Now, what I did was I built multiple FU funds out of liquid investments. I got this idea from the "CD Ladder' concept. Realizing that I could reinforce those funds by making them investments, not just ramming that money straight into the mortgage or caching it in a passbook savings account. (although, if that's all you have access to, it's better than nothing...)
And of course, because I'm not an idiot, I'm still investing. I'm contributing pre-tax to a 401k spread over a Vanguard indexed fund. This year, got HSA capability, so I'm pushing a teeny tiny bit to that also.
Fast forward to about two years ago. I've got multiple "tiered" FU funds, a 401k, some stock in an E*TRADE account and I'm restructuring my life to lower my cost of living to approach that magic 4% (or preferably 3%) SWR. Life is good.
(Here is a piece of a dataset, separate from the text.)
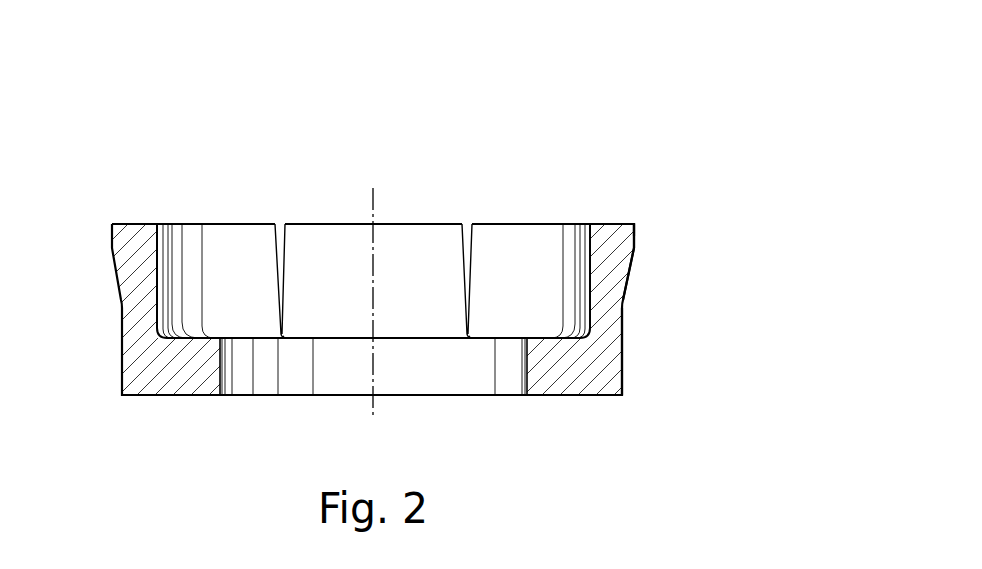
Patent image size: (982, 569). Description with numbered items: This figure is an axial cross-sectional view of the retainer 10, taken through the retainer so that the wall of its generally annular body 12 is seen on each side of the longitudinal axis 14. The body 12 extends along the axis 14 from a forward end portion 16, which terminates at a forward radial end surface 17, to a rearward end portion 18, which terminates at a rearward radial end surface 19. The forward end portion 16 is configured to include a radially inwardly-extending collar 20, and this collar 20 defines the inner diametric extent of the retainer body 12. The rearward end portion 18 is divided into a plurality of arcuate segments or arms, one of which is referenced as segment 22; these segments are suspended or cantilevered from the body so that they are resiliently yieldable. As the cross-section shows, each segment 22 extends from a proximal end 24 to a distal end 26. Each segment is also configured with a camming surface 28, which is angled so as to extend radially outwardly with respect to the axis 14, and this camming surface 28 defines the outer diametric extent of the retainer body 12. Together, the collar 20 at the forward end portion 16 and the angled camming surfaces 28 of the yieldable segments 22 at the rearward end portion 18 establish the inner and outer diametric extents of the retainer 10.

Suddenly I realize something quite sucky: it's impossible for me to fit down into a 4% SWR while carrying the mortgage I have. I do some back-of-napkin estimates and I realize that I
won't reach a high enough level of investment for at least 10 years, to be able to carry my mortgage + retire. I am over-leveraged in my mortgage, and it's REALLY not that big of a mortgage: $200,000. Well screw that. I want to retire in 2020, five years from now. I can reach 4% SWR with no mortgage and the investment level I feel comfortable that I'll reach in five years.
I decide to accelerate my 15 year mortgage to a capitalization level low enough that I can then refi (remember, they will pay me) to a 10 year low-interest mortgage, with the plan to pay that off in 5 years. And since I'm aiming for a lower capitalization, as long as I remain employed, I can still continue pre-paying the mortgage AND investing for FIRE.
And then I come across "Runge" and his simulator spreadsheet, and it damn near perfectly describes what I'm aiming for anyway:
HOWEVER, there's another option. What if I did scenario 2, and right before I FIREd, I paid off my mortgage in balance. This leaves me with the lower annual expenses of not having a mortgage while capitalizing on the higher returns of the market compared with the mortgage interest rate. I find that I can retire in year 23, a full 2 years earlier than scenario 1. I get the benefits of having liquid assets to live off of if I lose my job in the first decade over scenario 1 while putting that hard earned cash to work earlier. And this is assuming I never increase my savings over 30 years (and a pretty lame savings rate to boot).
I've attached my spreadsheet. Green cells mean I can FIRE on 4%. Did I miss anything crucial? Yes of course I'm assuming a steady 7% rate of return. Also, in scenario 2, after year 30, my SWR would drop well below 4% considering I'm going from 40k/year expenses to 30k/year expenses, so scenario 2 works out even better assuming I can get through the last 5 years.
So look: I'm not saying you are wrong about any math. I buy it, OK? What I'm saying is that your job, your employer, your personal history, investment options, mortgage terms, and even the design of the house one lives in, all dictate how you want to move money around among your various asset classes.
In my case, I've chosen to diversify by investing a little faster in my own home, given that, in my estimate, I'm over-leveraged in my mortgage and I don't want to sell this home to rent or buy another house. It has features in it that are very important and still somewhat unique that make 4% SWR much more feasible for me.